Wednesday, November 02, 2005

DBAS: An Economic Steriod

We should be wary of politicians using the Development Bank of American Samoa (DBAS) as an economic steriod to boost our economy. Like the drug, the spur in our economy's growth can be just a temporary fix. Living life on credit is good up to the day you have to pay your dues.

Recently, DBAS raised the loan ceiling for businesses from $150,000 to $300,000. The idea is that DBAS will loan to those ventures commercial banks will not lend to.

This is very typical of government to lend other people's money so easily. Since commercial (private) banks lend their own money, they're more careful about who they lend it to. Is Abe Malae lending his own money to applicants? Will it hurt him in his own pocketbook if they don't pay back?

The answer is no for both questions. Taxpayers will have to pick up the tab. That means you, me, mainland Americans, and future generations.

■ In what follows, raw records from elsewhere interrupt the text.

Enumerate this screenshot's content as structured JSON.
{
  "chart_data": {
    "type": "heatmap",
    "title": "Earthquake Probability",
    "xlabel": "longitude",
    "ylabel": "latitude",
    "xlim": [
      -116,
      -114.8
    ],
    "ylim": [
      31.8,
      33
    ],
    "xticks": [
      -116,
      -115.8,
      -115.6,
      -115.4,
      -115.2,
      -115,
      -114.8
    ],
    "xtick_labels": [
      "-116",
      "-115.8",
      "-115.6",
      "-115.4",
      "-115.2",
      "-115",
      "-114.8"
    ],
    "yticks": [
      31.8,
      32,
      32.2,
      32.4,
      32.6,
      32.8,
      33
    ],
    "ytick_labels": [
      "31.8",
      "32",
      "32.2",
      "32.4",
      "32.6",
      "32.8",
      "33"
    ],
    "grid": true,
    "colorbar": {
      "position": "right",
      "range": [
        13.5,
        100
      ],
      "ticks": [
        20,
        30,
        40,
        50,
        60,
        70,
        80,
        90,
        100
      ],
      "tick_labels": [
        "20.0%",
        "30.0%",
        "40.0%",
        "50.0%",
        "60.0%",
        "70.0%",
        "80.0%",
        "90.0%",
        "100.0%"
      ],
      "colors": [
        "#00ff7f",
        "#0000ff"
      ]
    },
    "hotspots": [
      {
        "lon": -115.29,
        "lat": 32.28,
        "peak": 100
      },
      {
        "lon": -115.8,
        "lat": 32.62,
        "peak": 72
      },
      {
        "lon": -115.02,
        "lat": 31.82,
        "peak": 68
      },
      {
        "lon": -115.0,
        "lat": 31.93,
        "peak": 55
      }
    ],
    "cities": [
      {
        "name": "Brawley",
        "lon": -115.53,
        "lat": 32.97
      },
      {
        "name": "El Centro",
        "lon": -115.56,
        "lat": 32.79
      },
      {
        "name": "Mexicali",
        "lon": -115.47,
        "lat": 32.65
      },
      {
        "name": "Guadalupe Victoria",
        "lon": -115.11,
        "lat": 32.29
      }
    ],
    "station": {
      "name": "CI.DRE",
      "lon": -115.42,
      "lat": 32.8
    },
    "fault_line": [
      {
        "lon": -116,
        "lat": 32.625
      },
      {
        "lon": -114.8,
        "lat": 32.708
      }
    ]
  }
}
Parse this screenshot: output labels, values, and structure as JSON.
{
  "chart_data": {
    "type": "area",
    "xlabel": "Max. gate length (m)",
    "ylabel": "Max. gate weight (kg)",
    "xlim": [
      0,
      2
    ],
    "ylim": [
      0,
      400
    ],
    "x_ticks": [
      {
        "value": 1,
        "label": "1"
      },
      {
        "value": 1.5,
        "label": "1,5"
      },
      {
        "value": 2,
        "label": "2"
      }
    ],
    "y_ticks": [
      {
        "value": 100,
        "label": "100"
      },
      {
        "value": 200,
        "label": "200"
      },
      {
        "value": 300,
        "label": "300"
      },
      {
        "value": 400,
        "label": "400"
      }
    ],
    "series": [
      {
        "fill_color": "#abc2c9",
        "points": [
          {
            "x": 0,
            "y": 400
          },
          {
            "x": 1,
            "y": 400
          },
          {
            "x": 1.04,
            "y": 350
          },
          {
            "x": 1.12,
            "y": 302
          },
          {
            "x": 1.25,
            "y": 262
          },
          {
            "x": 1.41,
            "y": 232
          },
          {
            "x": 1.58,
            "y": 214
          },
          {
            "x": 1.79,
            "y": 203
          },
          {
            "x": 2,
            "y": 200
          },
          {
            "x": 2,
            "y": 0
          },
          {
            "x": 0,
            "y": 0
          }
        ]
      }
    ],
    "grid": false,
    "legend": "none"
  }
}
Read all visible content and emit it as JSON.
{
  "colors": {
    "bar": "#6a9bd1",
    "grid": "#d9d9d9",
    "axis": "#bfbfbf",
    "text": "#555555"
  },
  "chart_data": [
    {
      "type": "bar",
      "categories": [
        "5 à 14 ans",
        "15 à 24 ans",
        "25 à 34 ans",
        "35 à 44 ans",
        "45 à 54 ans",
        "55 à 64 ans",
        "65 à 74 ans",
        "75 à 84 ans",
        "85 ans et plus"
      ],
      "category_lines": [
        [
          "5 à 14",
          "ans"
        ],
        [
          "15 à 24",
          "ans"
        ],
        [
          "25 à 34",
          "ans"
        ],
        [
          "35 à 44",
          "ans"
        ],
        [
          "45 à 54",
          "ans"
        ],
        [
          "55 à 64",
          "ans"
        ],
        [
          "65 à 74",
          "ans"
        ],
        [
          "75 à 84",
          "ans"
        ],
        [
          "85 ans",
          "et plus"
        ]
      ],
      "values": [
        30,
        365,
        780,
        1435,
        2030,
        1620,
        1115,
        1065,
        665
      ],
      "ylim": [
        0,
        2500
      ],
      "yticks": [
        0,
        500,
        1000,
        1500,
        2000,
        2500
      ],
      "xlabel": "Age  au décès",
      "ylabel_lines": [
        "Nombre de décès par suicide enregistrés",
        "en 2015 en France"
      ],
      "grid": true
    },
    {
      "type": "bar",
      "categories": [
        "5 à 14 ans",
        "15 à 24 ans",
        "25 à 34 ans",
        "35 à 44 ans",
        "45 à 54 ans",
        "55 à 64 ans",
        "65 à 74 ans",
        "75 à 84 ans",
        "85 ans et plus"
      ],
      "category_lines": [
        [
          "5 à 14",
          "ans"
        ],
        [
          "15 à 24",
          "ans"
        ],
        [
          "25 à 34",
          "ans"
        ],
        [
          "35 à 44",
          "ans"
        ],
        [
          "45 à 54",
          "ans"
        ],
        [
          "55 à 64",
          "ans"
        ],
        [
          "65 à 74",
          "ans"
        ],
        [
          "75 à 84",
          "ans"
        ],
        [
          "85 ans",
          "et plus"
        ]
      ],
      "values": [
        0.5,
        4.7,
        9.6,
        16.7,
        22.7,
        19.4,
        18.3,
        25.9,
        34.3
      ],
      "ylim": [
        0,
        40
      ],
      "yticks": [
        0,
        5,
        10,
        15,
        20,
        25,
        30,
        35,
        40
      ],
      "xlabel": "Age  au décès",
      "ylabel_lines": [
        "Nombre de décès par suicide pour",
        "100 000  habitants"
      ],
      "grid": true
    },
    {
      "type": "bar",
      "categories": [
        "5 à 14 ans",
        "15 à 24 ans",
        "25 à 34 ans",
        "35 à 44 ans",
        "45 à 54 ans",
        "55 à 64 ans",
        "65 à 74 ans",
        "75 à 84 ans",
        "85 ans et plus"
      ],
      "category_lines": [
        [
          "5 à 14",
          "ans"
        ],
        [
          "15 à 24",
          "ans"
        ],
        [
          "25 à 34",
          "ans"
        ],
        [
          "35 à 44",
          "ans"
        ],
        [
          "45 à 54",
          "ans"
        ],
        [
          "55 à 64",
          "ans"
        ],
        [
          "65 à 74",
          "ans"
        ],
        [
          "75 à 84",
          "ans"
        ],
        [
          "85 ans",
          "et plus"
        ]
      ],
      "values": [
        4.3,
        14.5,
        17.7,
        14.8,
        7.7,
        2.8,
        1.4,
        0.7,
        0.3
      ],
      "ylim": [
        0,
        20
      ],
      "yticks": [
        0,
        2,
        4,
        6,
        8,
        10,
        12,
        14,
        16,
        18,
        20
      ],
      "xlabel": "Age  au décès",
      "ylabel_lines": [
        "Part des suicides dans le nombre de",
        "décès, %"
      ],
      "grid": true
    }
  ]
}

The only reason commercial banks won't take on such ventures as ecommerce or windmills on the mountains is because of the limit on interest rates. If Abe Malae wanted to lend his own money for such risky ideas, he would want to recoup as much money as possible as fast as possible as they are more likely to fail than more proven businesses. He can only charge as much as those entrepreneurs are willing to accept. He might negogiate for 50% interest rate at first, but the borrowers may not take it. Abe personally may not take anything below 30% for such risks borrowers want to pursue. Negotiations go back and forth between Abe and the borrowers until they reach something like 44%.

Both parties are happy lest neither would not accept the terms of the loan. But such a deal is illegal according to our good government.

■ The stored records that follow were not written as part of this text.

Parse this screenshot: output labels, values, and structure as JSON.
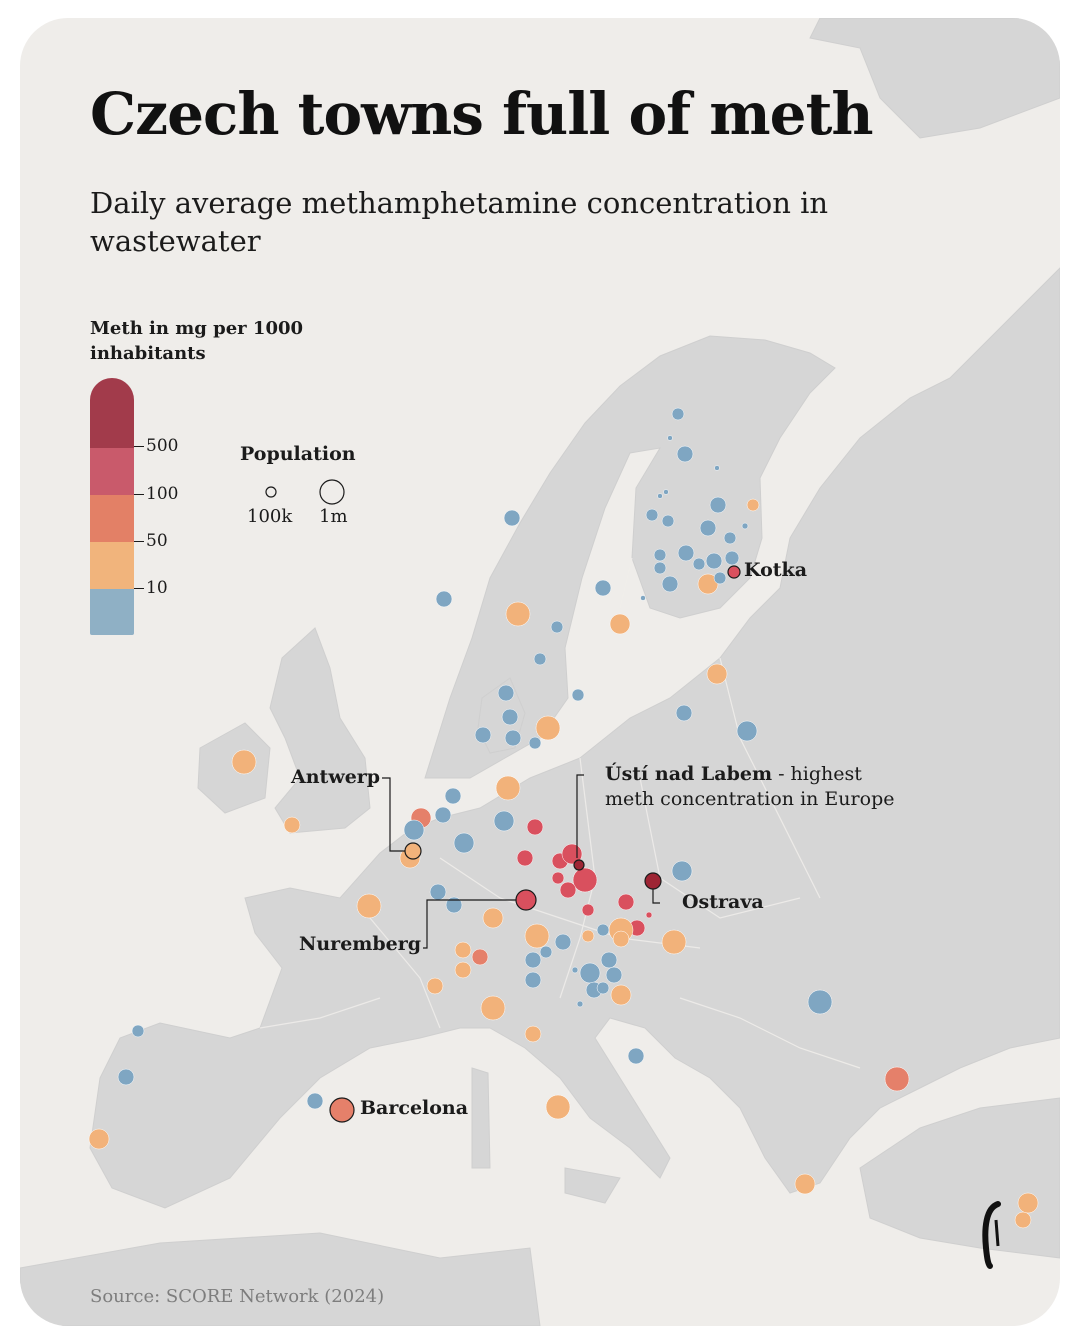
{
  "title": "Czech towns full of meth",
  "subtitle": "Daily average methamphetamine concentration in wastewater",
  "legend": {
    "title": "Meth in mg per 1000 inhabitants",
    "ticks": [
      "500",
      "100",
      "50",
      "10"
    ],
    "colors": [
      "#a23b4b",
      "#c95a6b",
      "#e38066",
      "#f1b47c",
      "#8fb0c5"
    ]
  },
  "population_legend": {
    "title": "Population",
    "small_label": "100k",
    "large_label": "1m"
  },
  "labels": {
    "kotka": "Kotka",
    "antwerp": "Antwerp",
    "usti": "Ústí nad Labem",
    "usti_note_rest": " - highest",
    "usti_note_line2": "meth concentration in Europe",
    "ostrava": "Ostrava",
    "nuremberg": "Nuremberg",
    "barcelona": "Barcelona"
  },
  "source": "Source: SCORE Network (2024)",
  "colors": {
    "land": "#d6d6d6",
    "sea": "#efedea",
    "blue": "#7fa6c2",
    "yellow": "#f2b27a",
    "orange": "#e5806a",
    "red": "#d9505e",
    "darkred": "#9e2534"
  }
}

Such negotiations not only weed out ideas not planned carefully enough, but keep borrowers accountable and encourage them to get their ideas off the ground and refinance on better terms ASAP.

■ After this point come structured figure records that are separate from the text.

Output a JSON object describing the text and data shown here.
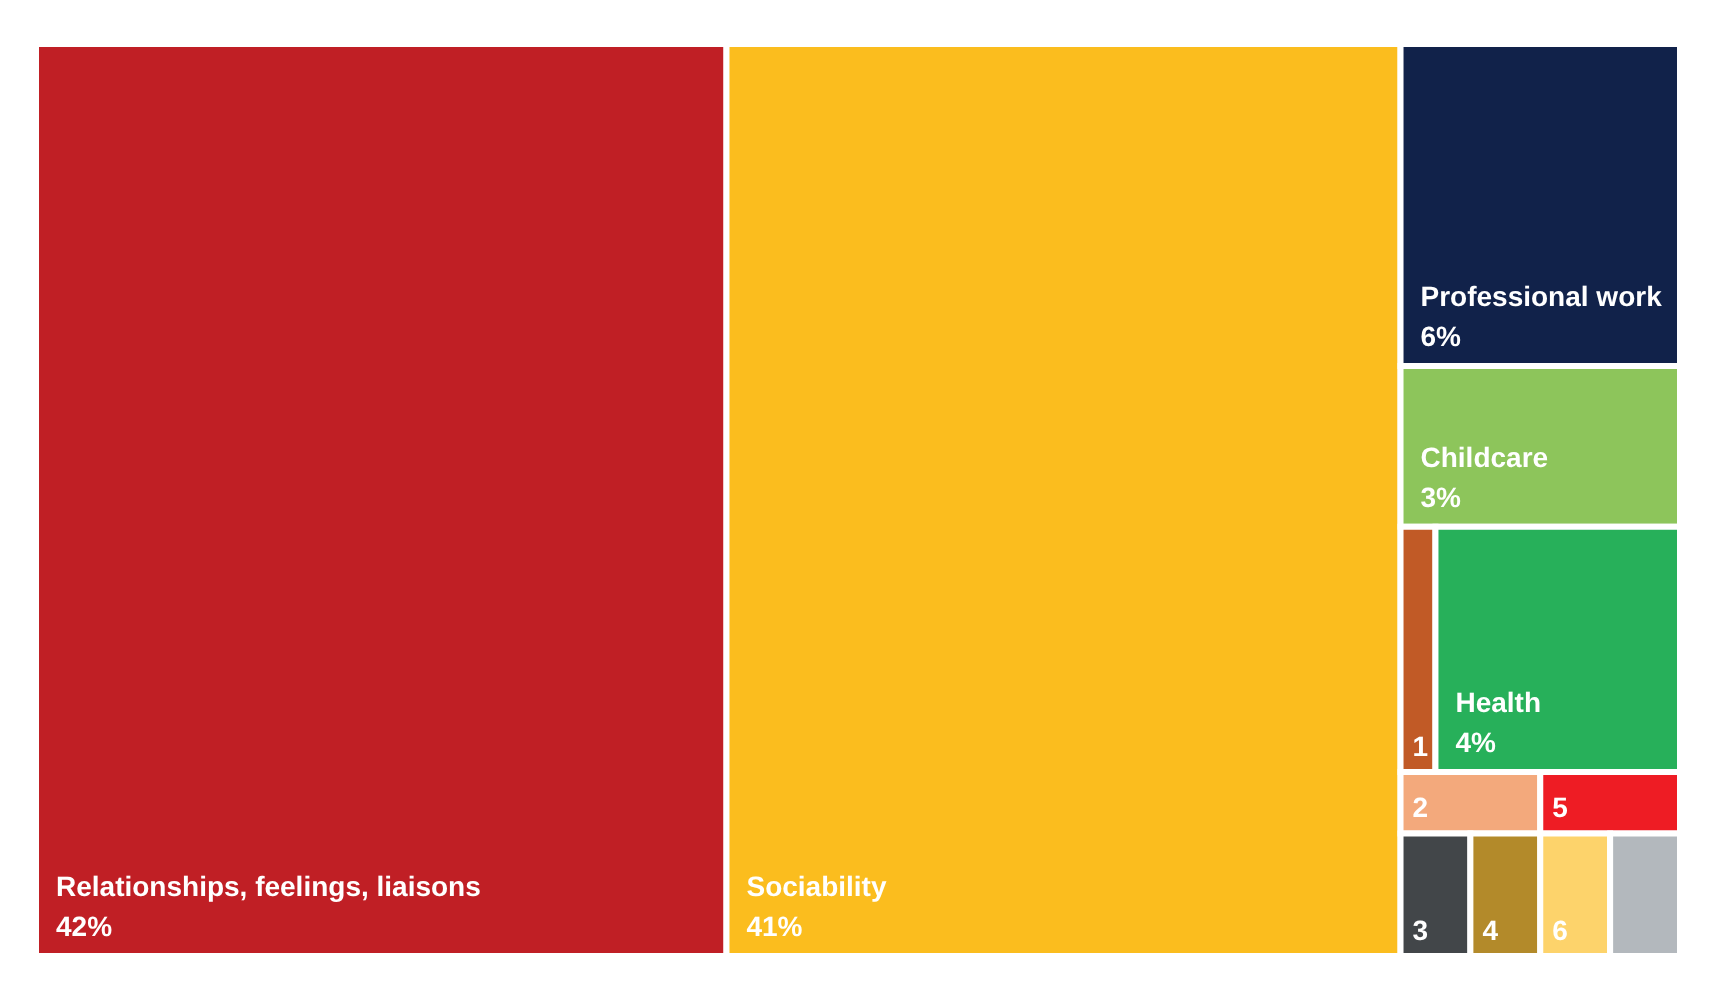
{
  "chart_data": {
    "type": "other",
    "categories": [
      "Relationships, feelings, liaisons",
      "Sociability",
      "Professional work",
      "Childcare",
      "1",
      "Health",
      "2",
      "3",
      "4",
      "5",
      "6",
      null
    ],
    "values": [
      42,
      41,
      6,
      3,
      null,
      4,
      null,
      null,
      null,
      null,
      null,
      null
    ],
    "value_labels": [
      "42%",
      "41%",
      "6%",
      "3%",
      null,
      "4%",
      null,
      null,
      null,
      null,
      null,
      null
    ],
    "colors": [
      "#c01f25",
      "#fbbd1e",
      "#11224a",
      "#8dc55b",
      "#c15a26",
      "#27b05a",
      "#f3a97c",
      "#424649",
      "#b38a2a",
      "#ee1c24",
      "#fdd36b",
      "#b3b8bd"
    ]
  }
}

But why waste time when we can have taxpayers foot the bill again and again and again?

Having taxpayers finance loans to businesses serves as an incentive for unaccountability by both the DBAS and borrowers.

Lending credit should remain the business of the private sector (commercial banks, stocks, bonds, and so on), where market incentives encourages accountability on the part of lenders and borrowers.